Strong domestic sales of aluminum and fiberglass outboard boats, Mercury Marine’s new 150-hp 4-stroke engines and parts and accessories business helped bolster second-quarter profits for Brunswick Corp.
Those categories helped offset lagging European sales and an ongoing slump in sterndrive cruiser demand, CEO Dustan McCoy said in an earnings conference call Thursday.
In the coming months Brunswick will begin building a range of Sea Ray and Bayliner boats at its newly constructed plant in Brazil for that region, McCoy said.
In addition, Sea Ray will enter the jet boat market with plans to introduce a 21-foot sportboat this fall, to be followed shortly by a 24-foot model, McCoy said.
“The development of the new jet-propulsion sportboats is part of our ongoing effort to reach the full spectrum of recreational boaters,” McCoy said.
In response to consumer feedback, Sea Ray will also offer 22- and 24-foot versions of its Sundeck line, featuring Mercury Marine’s Verado engines.
The popularity of the company’s new 150-hp 4-strokes was unexpected, McCoy said.
“I hate to use too many adjectives, but demand for the new 150 has dramatically exceeded our expectations,” McCoy told investors. “The other thing is that a lot of people buying aluminum fishing boats and pontoons are moving the power up.”
Despite production increases, “we have not met all the demand, and we have quite a backlog,” McCoy said.
The customers whose orders are on backlog might not leave the orders in place, McCoy said. If they choose competing products, that will give Brunswick some stock to take care of 2013.
“If they leave them in place, which I’m hopeful will happen, we have allocated some capital and are in the process at the Mercury organization of increasing capacity for 13 so we can meet anticipated market demand,” McCoy said. “This is a really high-class problem. We said if we exceed capacity, we’ll go invest and that’s what we’ve done.”
“I believe customers that had boats to sell and couldn’t get the Mercury engines, my judgment is they’ve likely gone to competitors,” McCoy acknowledged. “We need to be up front with that.”
Capacity investment in engines requires expensive machining and tooling and is a major investment, McCoy said. It is “fractions” of the cost of adding capacity to the boatbuilding companies.
Parts and accessories growth, particularly at Land ‘N’ Sea Corp. and Attwood, has also been good for margins, even though growth has been in some of the lower-margin businesses, McCoy said.

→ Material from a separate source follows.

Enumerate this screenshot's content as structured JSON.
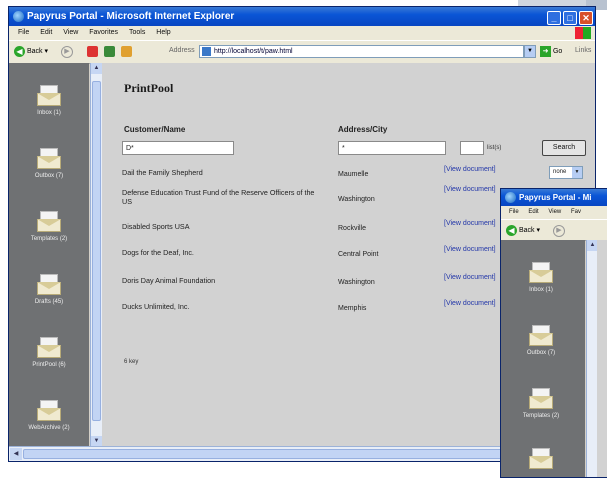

Land ‘N’ Sea is a parts and accessories distributor.
Attwood makes an integrated fuel system that enables boatbuilders to meet tighter Environmental Protection Agency emission standards “both economically and efficiently,” McCoy said.
“Revenues from these systems are expected to double this year as sales continue to grow with boat manufacturers,” McCoy said.

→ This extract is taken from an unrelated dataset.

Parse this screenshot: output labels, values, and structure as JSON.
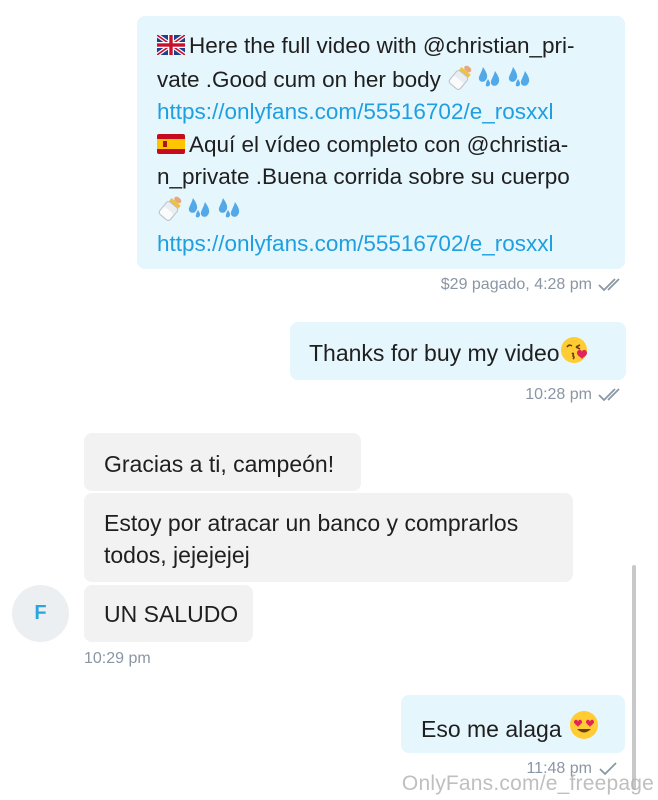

Brunswick raised its outlook for the year, saying it now expects to earn $1.45 to $1.60 a diluted share. The company previously put the range at $1.30 to $1.50.

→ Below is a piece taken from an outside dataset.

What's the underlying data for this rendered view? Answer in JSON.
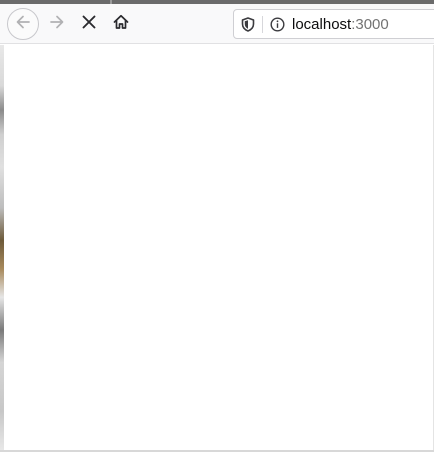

Brunswick’s stock closed flat Thursday at $20.21. The 52-week high was $27.40 and the low was $13.19.
The earnings report prompted Wells Fargo analyst Timothy Conder to maintain Brunswick’s “outperform” stock rating despite greater-than-expected European weakness, according to a report.
“BC appears to continue posting solid market share gains in multiple segments,” Conder wrote. “We feel the U.S. boat industry could be up 6-7 percent and the global industry up 3-4 percent. Bottom line: We continue to be buyers of this cyclical name.”